KESK, TÜİK’in açıkladığı enflasyon oranlarına göre maaşlara zam yapılmasına tepki göstererek, 5 milyon kişinin hayatlarının enflasyon rakamların arasına sıkıştırılamayacağının artık görülmesi gerektiğini belirtti.
KESK, “Sendikalı ya da sendikasız, tüm kamu emekçileri ‘artık yeter’ demeli ve bu gidişe bir son vermelidir.” dedi.
KESK, TÜİK’in enflasyon oranlarına göre maaşlara zam yapılmasına ilişkin yazılı açıklama yaptı. İstatistiğin en güçlü yalan söylemenin aracı olarak kullanılmasına en iyi örneğin TÜİK’den geldiğinin belirtildiği açıklamada, “Yıllardır olduğu gibi çarşıda, pazarda ya da sokakta, yani hayatın en sahici yerindeki enflasyonun yanına dahi yaklaşamayacak veriler, resmi istatistik olarak karşımıza çıkarılıyor.” denildi.
‘3 milyonu kamu emekçisi 2 milyon emeklinin iradesi yok sayıldı’
Sendikalı ya da sendikasız, 3 milyon kamu emekçisi ve 2 milyon emeklinin iradesi ve ihtiyaçlarının yok sayıldığının belirtildiği açıklamada, şunlar kaydedildi:
“Kamu emekçileri, 2022-2023 dönemi toplu sözleşmeye gitme sürecinde, yüzde 3’lük kısmı toplu sözleşmeden kaynaklanan, yüzde 5,45’lik kısmı ise enflasyon farkı olarak ‘lütfedilen’ yüzde 8,45’lik bir zamla karşılaşıyor.

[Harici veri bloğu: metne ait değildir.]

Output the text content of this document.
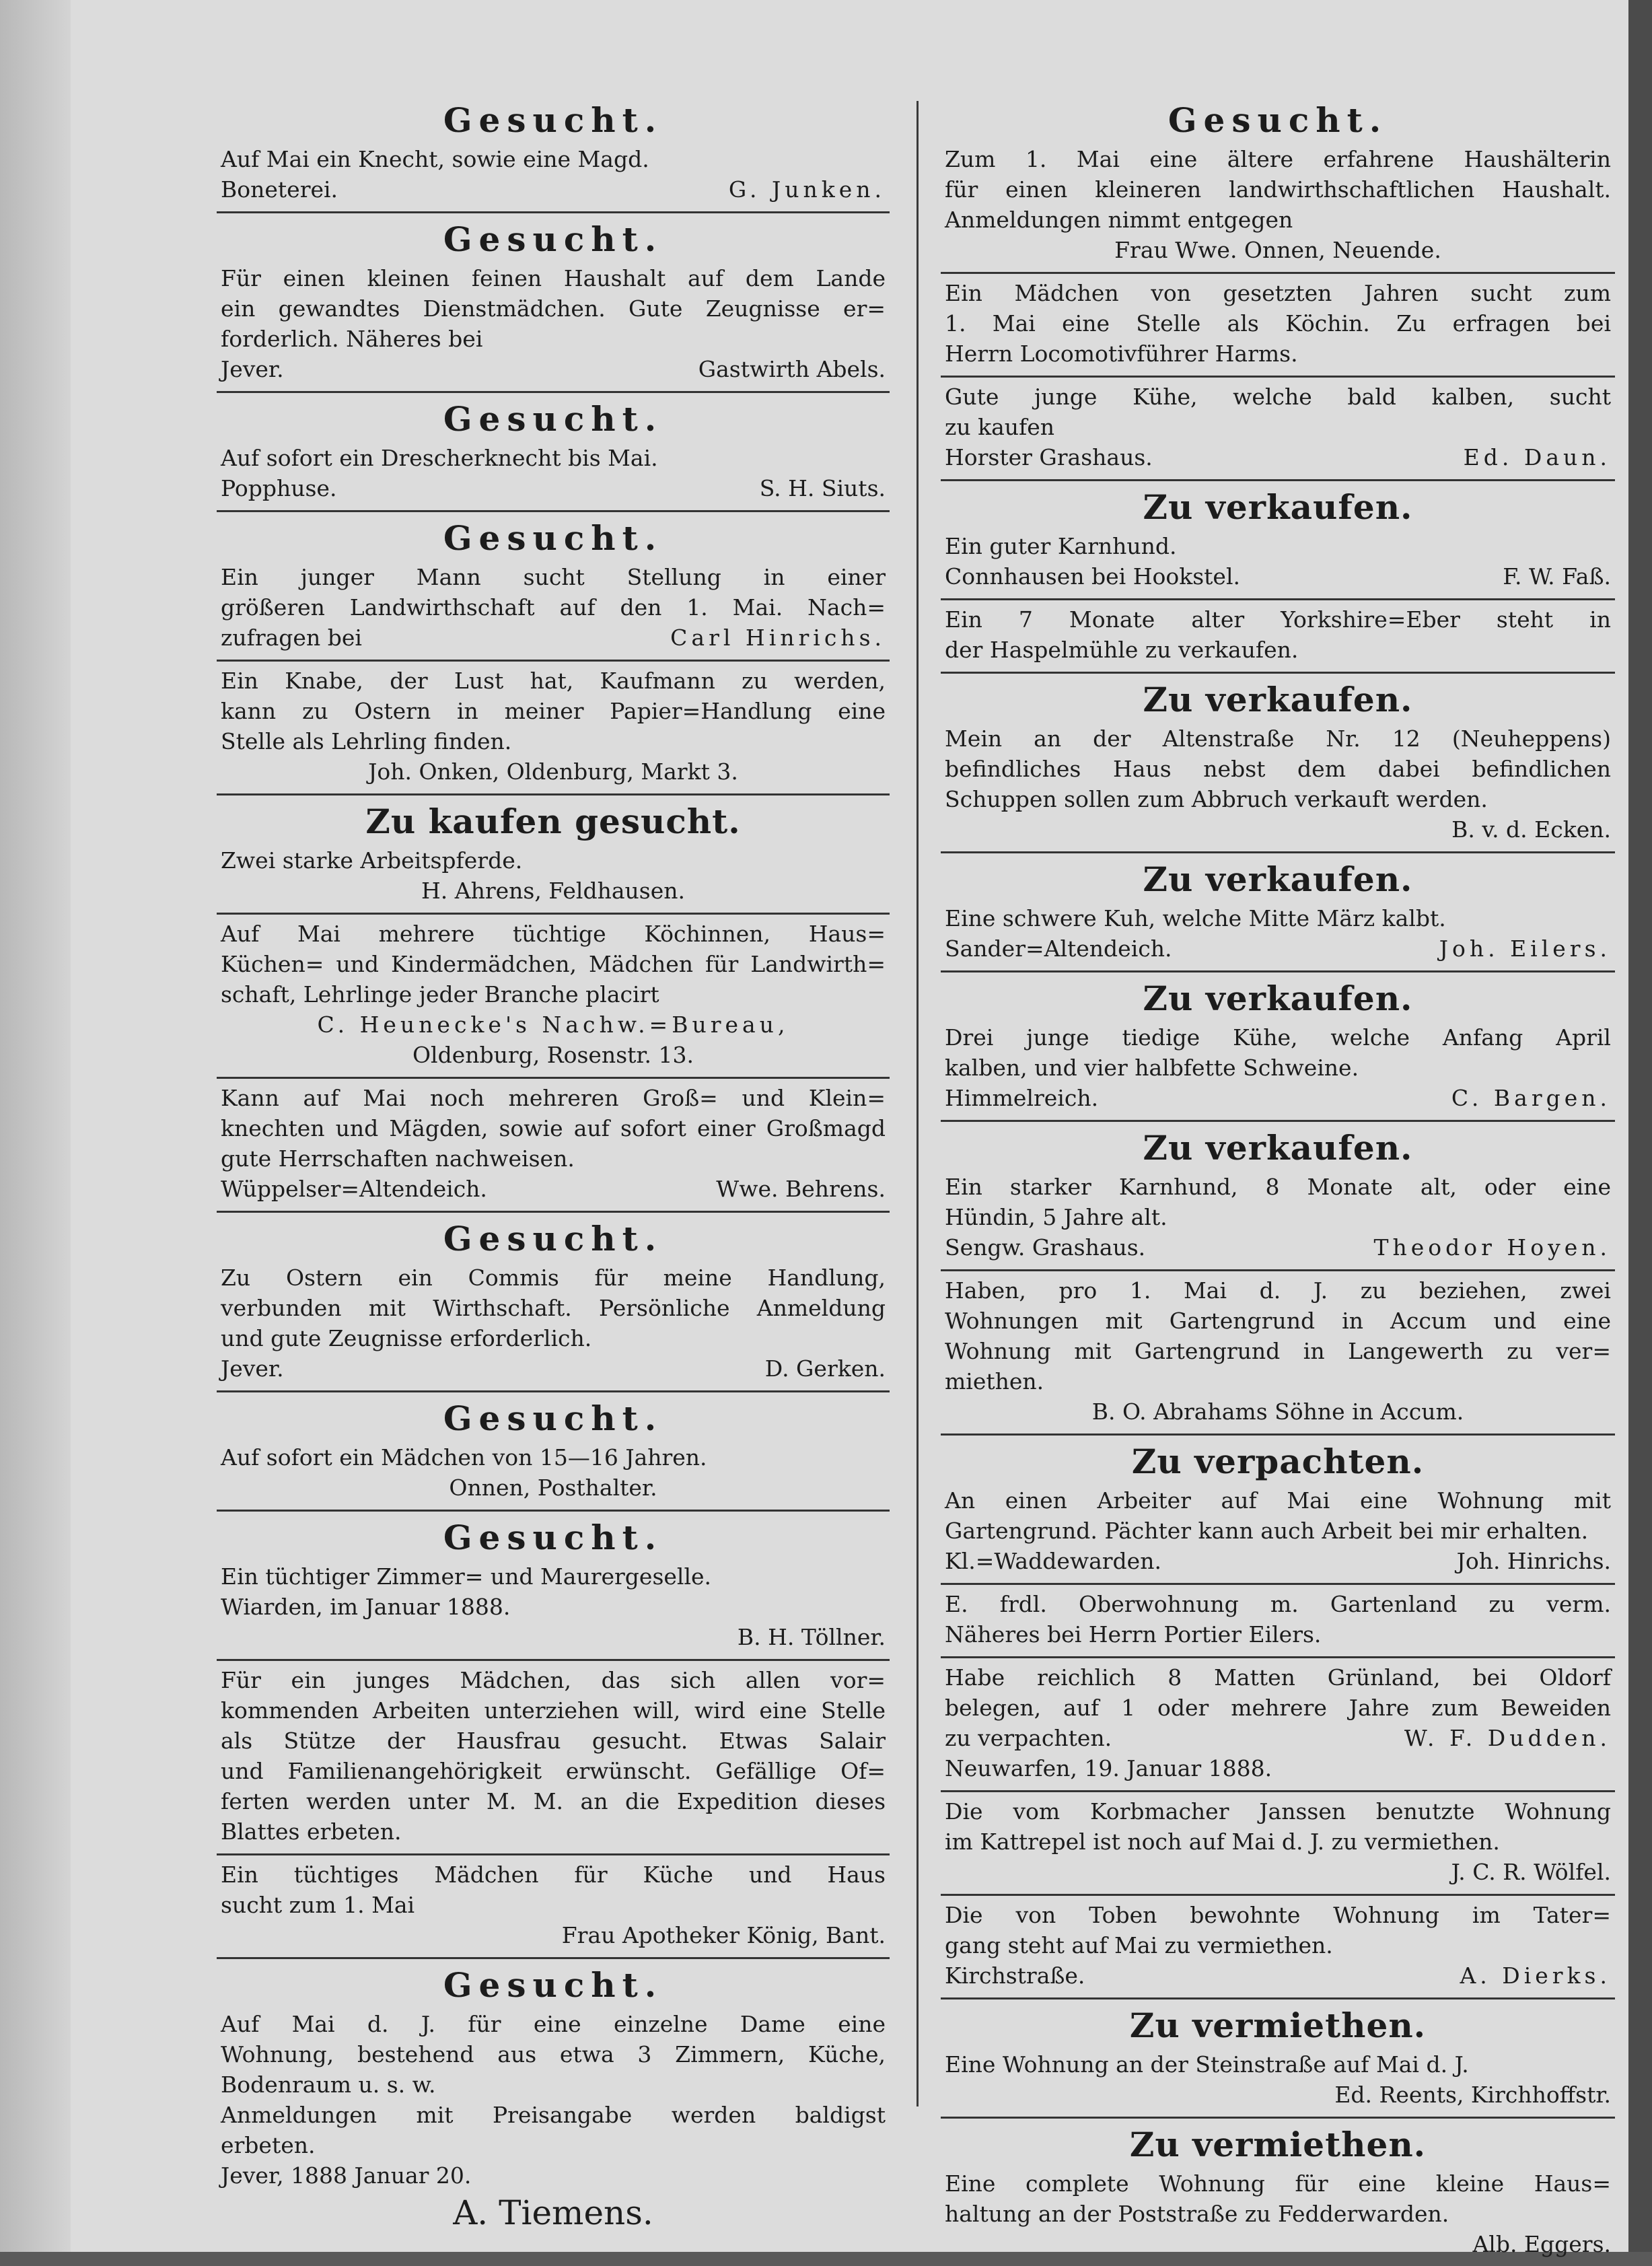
Gesucht.
Auf Mai ein Knecht, sowie eine Magd.
Boneterei.	G. Junken.
Gesucht.
Für einen kleinen feinen Haushalt auf dem Lande
ein gewandtes Dienstmädchen. Gute Zeugnisse er=
forderlich. Näheres bei
Jever.	Gastwirth Abels.
Gesucht.
Auf sofort ein Drescherknecht bis Mai.
Popphuse.	S. H. Siuts.
Gesucht.
Ein junger Mann sucht Stellung in einer
größeren Landwirthschaft auf den 1. Mai. Nach=
zufragen bei	Carl Hinrichs.
Ein Knabe, der Lust hat, Kaufmann zu werden,
kann zu Ostern in meiner Papier=Handlung eine
Stelle als Lehrling finden.
Joh. Onken, Oldenburg, Markt 3.
Zu kaufen gesucht.
Zwei starke Arbeitspferde.
H. Ahrens, Feldhausen.
Auf Mai mehrere tüchtige Köchinnen, Haus=
Küchen= und Kindermädchen, Mädchen für Landwirth=
schaft, Lehrlinge jeder Branche placirt
C. Heunecke's Nachw.=Bureau,
Oldenburg, Rosenstr. 13.
Kann auf Mai noch mehreren Groß= und Klein=
knechten und Mägden, sowie auf sofort einer Großmagd
gute Herrschaften nachweisen.
Wüppelser=Altendeich.	Wwe. Behrens.
Gesucht.
Zu Ostern ein Commis für meine Handlung,
verbunden mit Wirthschaft. Persönliche Anmeldung
und gute Zeugnisse erforderlich.
Jever.	D. Gerken.
Gesucht.
Auf sofort ein Mädchen von 15—16 Jahren.
Onnen, Posthalter.
Gesucht.
Ein tüchtiger Zimmer= und Maurergeselle.
Wiarden, im Januar 1888.
B. H. Töllner.
Für ein junges Mädchen, das sich allen vor=
kommenden Arbeiten unterziehen will, wird eine Stelle
als Stütze der Hausfrau gesucht. Etwas Salair
und Familienangehörigkeit erwünscht. Gefällige Of=
ferten werden unter M. M. an die Expedition dieses
Blattes erbeten.
Ein tüchtiges Mädchen für Küche und Haus
sucht zum 1. Mai
Frau Apotheker König, Bant.
Gesucht.
Auf Mai d. J. für eine einzelne Dame eine
Wohnung, bestehend aus etwa 3 Zimmern, Küche,
Bodenraum u. s. w.
Anmeldungen mit Preisangabe werden baldigst
erbeten.
Jever, 1888 Januar 20.
A. Tiemens.
Gesucht.
Zum 1. Mai eine ältere erfahrene Haushälterin
für einen kleineren landwirthschaftlichen Haushalt.
Anmeldungen nimmt entgegen
Frau Wwe. Onnen, Neuende.
Ein Mädchen von gesetzten Jahren sucht zum
1. Mai eine Stelle als Köchin. Zu erfragen bei
Herrn Locomotivführer Harms.
Gute junge Kühe, welche bald kalben, sucht
zu kaufen
Horster Grashaus.	Ed. Daun.
Zu verkaufen.
Ein guter Karnhund.
Connhausen bei Hookstel.	F. W. Faß.
Ein 7 Monate alter Yorkshire=Eber steht in
der Haspelmühle zu verkaufen.
Zu verkaufen.
Mein an der Altenstraße Nr. 12 (Neuheppens)
befindliches Haus nebst dem dabei befindlichen
Schuppen sollen zum Abbruch verkauft werden.
B. v. d. Ecken.
Zu verkaufen.
Eine schwere Kuh, welche Mitte März kalbt.
Sander=Altendeich.	Joh. Eilers.
Zu verkaufen.
Drei junge tiedige Kühe, welche Anfang April
kalben, und vier halbfette Schweine.
Himmelreich.	C. Bargen.
Zu verkaufen.
Ein starker Karnhund, 8 Monate alt, oder eine
Hündin, 5 Jahre alt.
Sengw. Grashaus.	Theodor Hoyen.
Haben, pro 1. Mai d. J. zu beziehen, zwei
Wohnungen mit Gartengrund in Accum und eine
Wohnung mit Gartengrund in Langewerth zu ver=
miethen.
B. O. Abrahams Söhne in Accum.
Zu verpachten.
An einen Arbeiter auf Mai eine Wohnung mit
Gartengrund. Pächter kann auch Arbeit bei mir erhalten.
Kl.=Waddewarden.	Joh. Hinrichs.
E. frdl. Oberwohnung m. Gartenland zu verm.
Näheres bei Herrn Portier Eilers.
Habe reichlich 8 Matten Grünland, bei Oldorf
belegen, auf 1 oder mehrere Jahre zum Beweiden
zu verpachten.	W. F. Dudden.
Neuwarfen, 19. Januar 1888.
Die vom Korbmacher Janssen benutzte Wohnung
im Kattrepel ist noch auf Mai d. J. zu vermiethen.
J. C. R. Wölfel.
Die von Toben bewohnte Wohnung im Tater=
gang steht auf Mai zu vermiethen.
Kirchstraße.	A. Dierks.
Zu vermiethen.
Eine Wohnung an der Steinstraße auf Mai d. J.
Ed. Reents, Kirchhoffstr.
Zu vermiethen.
Eine complete Wohnung für eine kleine Haus=
haltung an der Poststraße zu Fedderwarden.
Alb. Eggers.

Enflasyon, halkın satın alma gücündeki azalmanın en somut göstergesi olmasına rağmen, iktidarın denetimindeki medya, açıklanan verileri ‘işçi, memur ve emekliye zam müjdesi’ olarak veriyor.”
‘Zam maaşlara yansımadan elektriğe ve doğalgaza zam yapıldı’
Haziran ayı resmi enflasyon oranı üzerinden verilen zammın maaşlara yansımadan, Temmuz ayından geçerli olmak üzere elektriğe yüzde 15, konutlarda kullanılan doğalgaza ise yüzde 12 zam yapıldığına işaret edilen açıklamada, “Siyasi iktidarın kaşıkla verdiğini kepçeyle alma politikası yıllara kıyaslandığında ise kaşığın giderek küçüldüğü, kepçenin ise devasa boyutlara ulaştığı herkes tarafından çok iyi biliniyor.” diye kaydedildi.
‘Tüm kamu emekçileri artık yeter demeli’
5 milyon kişinin hayatlarının enflasyon rakamların arasına sıkıştırılamayacağının artık görülmesi gerektiğine vurgu yapılan açıklamada, “Tüm kamu emekçilerine ve emeklilere çağrımız açık ve nettir. Biz bu gidişe dur demediğimiz sürece, sahici ve samimi bir şekilde yan yana gelip el ele vermediğimiz sürece, kapalı kapılar ardında rakamlarla oynadıkları gibi hayatlarımızla oynamaya devam edeceklerdir. Dolayısıyla sendikalı ya da sendikasız, tüm kamu emekçileri ‘artık yeter’ demeli ve bu gidişe bir son vermelidir.” denildi. Açıklamanın devamında şu talepler sıralandı:
- En düşük kamu emekçisi maaşı; kira, yakacak, ulaşım gibi sosyal ödemelerle yoksulluk sınırının üzerine çıkarılmalıdır.
- Maaşlarımızda hedeflenen enflasyon oranında değil, yaşanan gerçek enflasyon oranında, satın alma gücümüzdeki azalma ve ekonomik büyüme oranları dikkate alınarak artış yapılmalıdır.
- Elektrik, doğalgaz, su, akaryakıt, ekmek, toplu taşıma gibi temel ihtiyaçlara yapılan zamlar geri alınmalı, söz konusu temel ihtiyaçlara zam yapılmamalıdır.
- Tüm yükü emekçilerin sırtına yıkan vergi adaletsizliğine son verilmelidir.
- Sadece geçtiğimiz yılın kayıplarını telafi etmek için maaşlarımız 2021 yılının başından itibaren geçerli olmak üzere seyyanen 1000 (bin) TL artırılmalıdır.
- Yıllardır yandaş konfederasyonla yapılan satış sözleşmelerine son verilmeli, uluslararası sözleşmelerde güvence altına alınan grev hakkımız engellenmemeli, derhal grevli özgür toplu sözleşme mekanizması kurulmalı, bunun için 4688 sayılı yasa baştan sona yeniden düzenlenmelidir.